26 Ekim’de, yani İsrail Hava Kuvvetleri’nin İran’da 20’den fazla hedefi imha ettiği gün, İran’ın hava savunmasının neredeyse var olmadığı ortaya çıktı. Kendi başkentinde dahi savunmasız durumda kalan Ayetullah rejimi hiç olmadığı kadar zayıflamıştı. Ve şimdi, Esad diktatörlüğünü saran devrimci rüzgâr belki de Tahran’a kadar esecek ve İranlılar köktendinci efendilerinden nihayet kurtulacak.

İran’ın bir bölgesel güç olduğu efsanesi ironik şekilde bizzat ABD tarafından yaygınlaştırıldı. Barack Obama, Ocak 2009’da, yani ilk döneminin hemen başında, İran’a karşı bir savaşa çekilmekten büyük bir endişe duyuyordu. Irak’ın işgali emrini verdiğinde Bush’un başına gelenleri aklının bir yerinde hep tutan Obama’nın göreve geldiğinde ilk yaptığı işlerden biri, Amerika’nın geçmişte Şah’a verdiği destek için özür dilemek olacaktı. Bu, geçmişe dair gösterilen bir pişmanlığın ötesinde yeni bir kural ortaya koymak demekti: İran herkese saldırabilir fakat kimse İran’a saldıramaz. İşte bu kural, Ekim 2024’e kadar sürdü.

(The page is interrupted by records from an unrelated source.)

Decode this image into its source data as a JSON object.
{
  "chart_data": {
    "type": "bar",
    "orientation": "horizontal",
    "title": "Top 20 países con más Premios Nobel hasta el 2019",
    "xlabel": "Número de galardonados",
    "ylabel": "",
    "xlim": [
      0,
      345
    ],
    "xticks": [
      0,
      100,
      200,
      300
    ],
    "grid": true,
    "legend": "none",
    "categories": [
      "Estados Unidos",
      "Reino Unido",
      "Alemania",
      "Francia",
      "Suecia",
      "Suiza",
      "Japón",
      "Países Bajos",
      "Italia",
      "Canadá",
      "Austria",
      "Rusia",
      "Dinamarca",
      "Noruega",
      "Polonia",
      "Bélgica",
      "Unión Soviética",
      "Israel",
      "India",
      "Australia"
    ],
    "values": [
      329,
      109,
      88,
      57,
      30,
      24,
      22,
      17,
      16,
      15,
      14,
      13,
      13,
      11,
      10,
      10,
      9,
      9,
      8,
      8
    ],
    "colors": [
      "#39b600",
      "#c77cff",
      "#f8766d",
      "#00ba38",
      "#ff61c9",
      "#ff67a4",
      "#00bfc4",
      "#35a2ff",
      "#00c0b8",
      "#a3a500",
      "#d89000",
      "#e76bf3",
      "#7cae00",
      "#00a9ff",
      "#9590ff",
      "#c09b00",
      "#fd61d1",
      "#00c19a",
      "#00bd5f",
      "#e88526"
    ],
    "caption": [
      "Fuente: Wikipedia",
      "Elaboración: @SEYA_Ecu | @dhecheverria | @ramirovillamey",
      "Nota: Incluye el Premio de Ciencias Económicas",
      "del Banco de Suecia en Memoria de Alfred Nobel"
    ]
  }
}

İran’a ait bir insansız hava aracının Ürdün’de üç Amerikan askerini öldürdüğü bu ocak ayına kadar ABD’nin İran’a karşı herhangi bir misillemesi olmamıştı. Aynısı İsrail için de geçerliydi. İran 13 Nisan’da İsrail’e karşı 170 insansız hava aracı, 30 seyir füzesi ve 120 balistik füze fırlattı. ABD Ulusal Güvenlik Danışmanı ve eski bir Obama yetkilisi olan Jake Sullivan, İsrail’in herhangi bir karşı saldırısını önlemek için büyük bir çaba sarf etti; hatta İsrail’in misilleme yapması halinde ABD askeri yardımını kaybedebileceği şeklinde üstü kapalı tehdit dahi etti. Bu olay, şaşkın bir Pentagon yetkilisi tarafından, Sullivan’ın acaba Tahran’da yaşayan bir akrabası mı var diye bile sorgulatacaktı.

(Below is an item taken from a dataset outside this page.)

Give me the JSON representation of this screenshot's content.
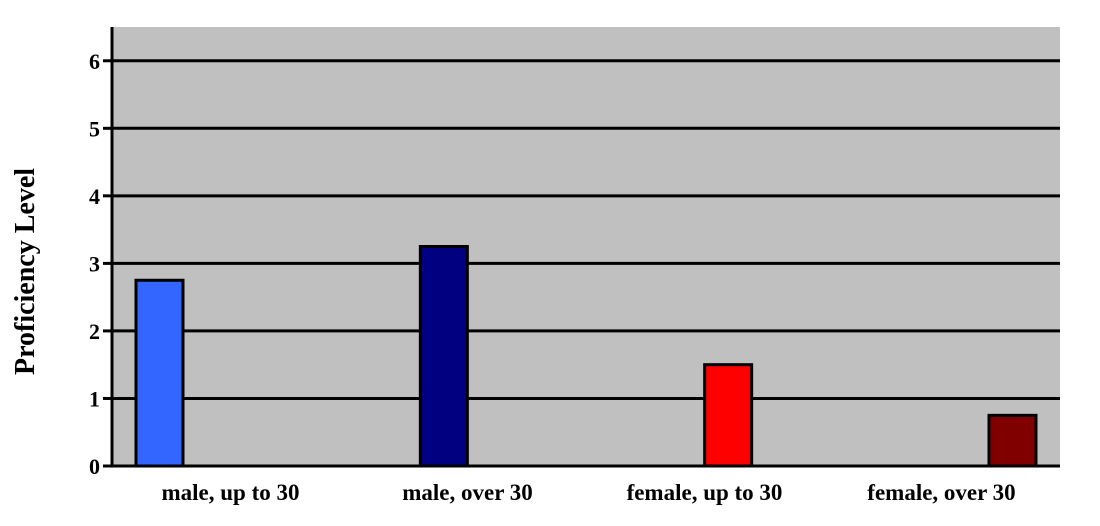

ABD’nin türlü baskılarına rağmen yine de İsrail’in Hizbullah’ı nihai olarak ezmesi engellenemedi. Her şey 27 Eylül’de Hasan Nasrallah’ın üst düzey komuta kademesiyle birlikte öldürülmesiyle başladı. Birkaç gün sonra İran’ın yanıtı sert oldu: Her biri bir yakıt tankeri büyüklüğünde 190’dan fazla balistik füze ateşlendi. Öyle ki İsrail’in Arrow önleme sistemi olmasaydı binlerce kişinin ölümüne neden olabilirdi.

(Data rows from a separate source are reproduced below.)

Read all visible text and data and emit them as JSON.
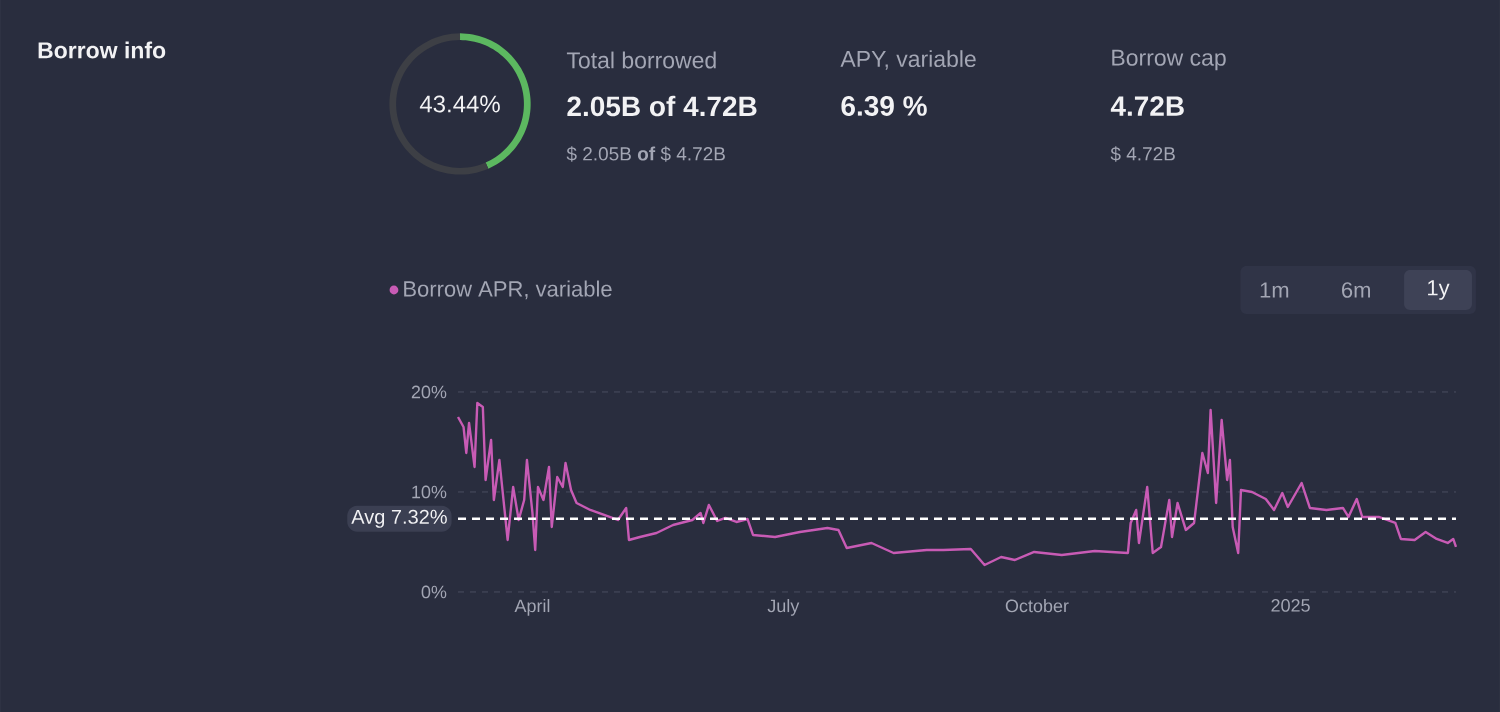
{
  "chart_data": [
    {
      "type": "donut",
      "categories": [
        null,
        null
      ],
      "values": [
        43.44,
        56.56
      ],
      "colors": [
        "#5cb860",
        "#3d3f45"
      ],
      "annotations": [
        "43.44%"
      ]
    },
    {
      "type": "other",
      "title": "Borrow info",
      "annotations": [
        "Total borrowed",
        "2.05B of 4.72B",
        "$ 2.05B **of** $ 4.72B",
        "APY, variable",
        "6.39 %",
        "Borrow cap",
        "4.72B",
        "$ 4.72B"
      ]
    },
    {
      "type": "line",
      "x": [
        "2024-03-05",
        "2024-03-07",
        "2024-03-08",
        "2024-03-09",
        "2024-03-11",
        "2024-03-12",
        "2024-03-14",
        "2024-03-15",
        "2024-03-17",
        "2024-03-18",
        "2024-03-20",
        "2024-03-23",
        "2024-03-25",
        "2024-03-27",
        "2024-03-29",
        "2024-03-30",
        "2024-04-01",
        "2024-04-02",
        "2024-04-03",
        "2024-04-05",
        "2024-04-07",
        "2024-04-08",
        "2024-04-10",
        "2024-04-12",
        "2024-04-13",
        "2024-04-15",
        "2024-04-17",
        "2024-04-22",
        "2024-04-27",
        "2024-05-02",
        "2024-05-05",
        "2024-05-06",
        "2024-05-10",
        "2024-05-16",
        "2024-05-22",
        "2024-05-29",
        "2024-06-01",
        "2024-06-02",
        "2024-06-04",
        "2024-06-07",
        "2024-06-10",
        "2024-06-14",
        "2024-06-18",
        "2024-06-20",
        "2024-06-28",
        "2024-07-07",
        "2024-07-17",
        "2024-07-21",
        "2024-07-24",
        "2024-08-02",
        "2024-08-10",
        "2024-08-22",
        "2024-08-28",
        "2024-09-07",
        "2024-09-12",
        "2024-09-18",
        "2024-09-23",
        "2024-09-30",
        "2024-10-10",
        "2024-10-22",
        "2024-11-03",
        "2024-11-04",
        "2024-11-06",
        "2024-11-07",
        "2024-11-10",
        "2024-11-12",
        "2024-11-15",
        "2024-11-18",
        "2024-11-19",
        "2024-11-21",
        "2024-11-24",
        "2024-11-27",
        "2024-11-30",
        "2024-12-02",
        "2024-12-03",
        "2024-12-05",
        "2024-12-07",
        "2024-12-09",
        "2024-12-10",
        "2024-12-11",
        "2024-12-13",
        "2024-12-14",
        "2024-12-18",
        "2024-12-23",
        "2024-12-26",
        "2024-12-29",
        "2024-12-31",
        "2025-01-05",
        "2025-01-08",
        "2025-01-14",
        "2025-01-20",
        "2025-01-22",
        "2025-01-25",
        "2025-01-27",
        "2025-02-02",
        "2025-02-08",
        "2025-02-10",
        "2025-02-15",
        "2025-02-19",
        "2025-02-23",
        "2025-02-27",
        "2025-03-01",
        "2025-03-02"
      ],
      "series": [
        {
          "name": "Borrow APR, variable",
          "color": "#c85bb5",
          "values": [
            17.5,
            16.5,
            13.9,
            16.9,
            12.5,
            18.9,
            18.5,
            11.2,
            15.2,
            9.2,
            13.2,
            5.2,
            10.5,
            7.2,
            9.2,
            13.2,
            7.9,
            4.2,
            10.5,
            9.2,
            12.5,
            6.5,
            11.5,
            10.5,
            12.9,
            10.2,
            8.9,
            8.2,
            7.7,
            7.2,
            8.4,
            5.2,
            5.5,
            5.9,
            6.7,
            7.2,
            7.9,
            6.9,
            8.7,
            7.1,
            7.4,
            7.0,
            7.3,
            5.7,
            5.5,
            6.0,
            6.4,
            6.2,
            4.4,
            4.9,
            3.9,
            4.2,
            4.2,
            4.3,
            2.7,
            3.5,
            3.2,
            4.0,
            3.7,
            4.1,
            3.9,
            6.9,
            8.2,
            4.9,
            10.5,
            3.9,
            4.5,
            9.2,
            5.5,
            8.9,
            6.2,
            6.9,
            13.9,
            11.9,
            18.2,
            8.9,
            17.2,
            11.2,
            13.2,
            6.5,
            3.9,
            10.2,
            10.0,
            9.3,
            8.2,
            9.9,
            8.5,
            10.9,
            8.4,
            8.2,
            8.4,
            7.5,
            9.3,
            7.5,
            7.5,
            6.9,
            5.3,
            5.2,
            6.0,
            5.3,
            4.9,
            5.3,
            4.5
          ]
        }
      ],
      "xlim": [
        "2024-03-05",
        "2025-03-02"
      ],
      "xticks": [
        {
          "value": "2024-04-01",
          "label": "April"
        },
        {
          "value": "2024-07-01",
          "label": "July"
        },
        {
          "value": "2024-10-01",
          "label": "October"
        },
        {
          "value": "2025-01-01",
          "label": "2025"
        }
      ],
      "ylim": [
        0,
        20
      ],
      "yticks": [
        {
          "value": 0,
          "label": "0%"
        },
        {
          "value": 10,
          "label": "10%"
        },
        {
          "value": 20,
          "label": "20%"
        }
      ],
      "grid": "y",
      "legend": "top left",
      "line_style": "solid",
      "ref_lines": [
        {
          "axis": "y",
          "value": 7.32,
          "label": "Avg 7.32%",
          "color": "#ffffff",
          "line_style": "dashed"
        }
      ],
      "annotations": [
        "1m",
        "6m",
        "1y"
      ]
    }
  ]
}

Sullivan bir kez daha İsrail’in misillemesini durdurmaya çalıştı fakat bu kez başarısız oldu. 25 Ekim’de İsrail, İran’ın zayıflığının boyutlarını açıkça ortaya seren hava saldırılarını başlattı. İsrail Savunma Kuvvetleri (IDF) uçakları, Tahran’a yalnızca 19 mil [30 kilometre] uzaklıktaki çok gizli Parchin üssündeki önemli bir füze üretim tesisinin de aralarında olduğu kritik İran hedeflerine saldırdı. Bu, stratejik üstünlük görüntüsünün ardında İran mitinin bir yanılsamadan ibaret olduğunu gözler önüne sermekteydi. Ülkenin elinde kalan tek şey artık Devrim Muhafızlarıydı.

Geldiğimiz noktada, İran’ın kalan gücünü test etmek, Suriye’deki rejim karşıtı gruplardan Heyet Tahrir eş-Şam’ın (HTŞ) lideri Ebu Muhammed el-Colani’ye düştü. Colani hedef olarak, tarihsel olarak Suriye’nin en önemli kentlerinden biri olan ve nüfus bakımından başkent Şam’ın ardından ikinci sırada yer alan Halep’i seçti.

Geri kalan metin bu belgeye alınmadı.